The Successful Pyrate is a play by Charles Johnson, first performed 1712, published 1713, dealing with the life of the pirate Henry Avery. It opened at the Theatre Royal, Drury Lane on 7 November 1712 and ran for five evenings. The original cast included Barton Booth as Arviragus, Robert Wilks as Aranes, John Mills as Boreal, Theophilus Keene as De Sale, William Pinkethman as Sir Gaudy Tulip, Henry Norris as Chicane, John Leigh as Jollyboy, William Bullock as Judge Bull, Christopher Bullock as Serjeant Dolt and Mary Porter as Zaida.

==Plot==
In the play, Avery goes under the name Arviragus, and has made himself a king in Madagascar. He captures the Indian princess Zaida and tries to force her to marry him, but she is in love with a young man named Aranes. There is an offstage fight and Aranes is reported killed; meanwhile, De Sale, who has confided to the audience that he plots to overthrow Arviragus and make himself king, ingratiates himself with Zaida.

De Sale's fellow plotters are bumbling incompetents and their plans are easily thwarted, followed by a comic trial scene. It is revealed that Aranes is Arviragus' long lost son, whom he recognizes from a bracelet, and that he is still alive, his friend Alvarez having died in his place. The plotters are executed and Aranes and Zaida marry.

==Characters==
- Arviragus, king of the island of St. Laurence, or Madagascar
- Aranes, an Omrah in Zaida's train
- Boreal, admiral to Arviragus
- De Sale, lieutenant to Arviragus
- Richardo, captain of the guards
- Piracquo, De Sale's creature
- Sir Gaudy Tulip, master of the ceremonies
- Chicane, a broken lawyer
- Jollyboy, treasurer to Arviragus
- Judge Bull
- Serjeant Dolt
- Counsellor Smooth
- Herring
- Porpoise
- Shark
- Codshead
- Zaida, Aurengzebe's granddaughter, contracted to and in love with Aranes
- Samanthe, her chief attendant
- Lydia, Piracquo's wife
- Lesbia, Tulip's wife

==Dramatic analysis==
The Successful Pyrate is a romanticised dramatisation of two episodes contained in a pamphlet that had been recently published concerning the career of the pirate Henry Avery: his capture of the Mogul Aurengzeb's ship Gang-i-sawai, allegedly carrying the Mogul's granddaughter; and a plot against him by his lieutenant De Sale and other pirates.

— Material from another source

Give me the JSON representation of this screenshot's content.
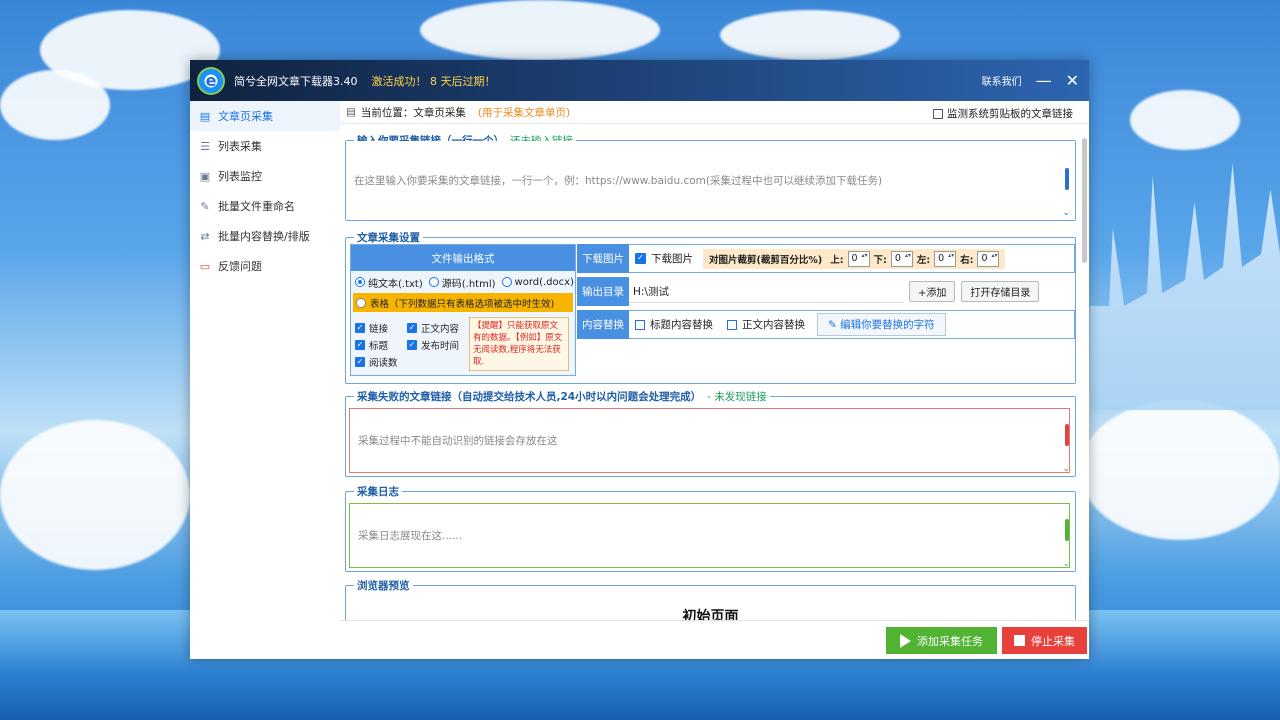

The play is primarily a comedy. The pirates are mostly fools, in particular Sir Gaudy Tulip, an aged and cowardly London beau; the Gang-i-sawai is, for no reason other than comic effect, carrying two European ladies, Tulip's ex-mistress and another pirate's ex-wife, who exchange tart comments with the men; the drunken conspirators and outrageously partial court are played entirely for laughs.

==Reception==
John Dennis condemned the play for "encouraging Villany".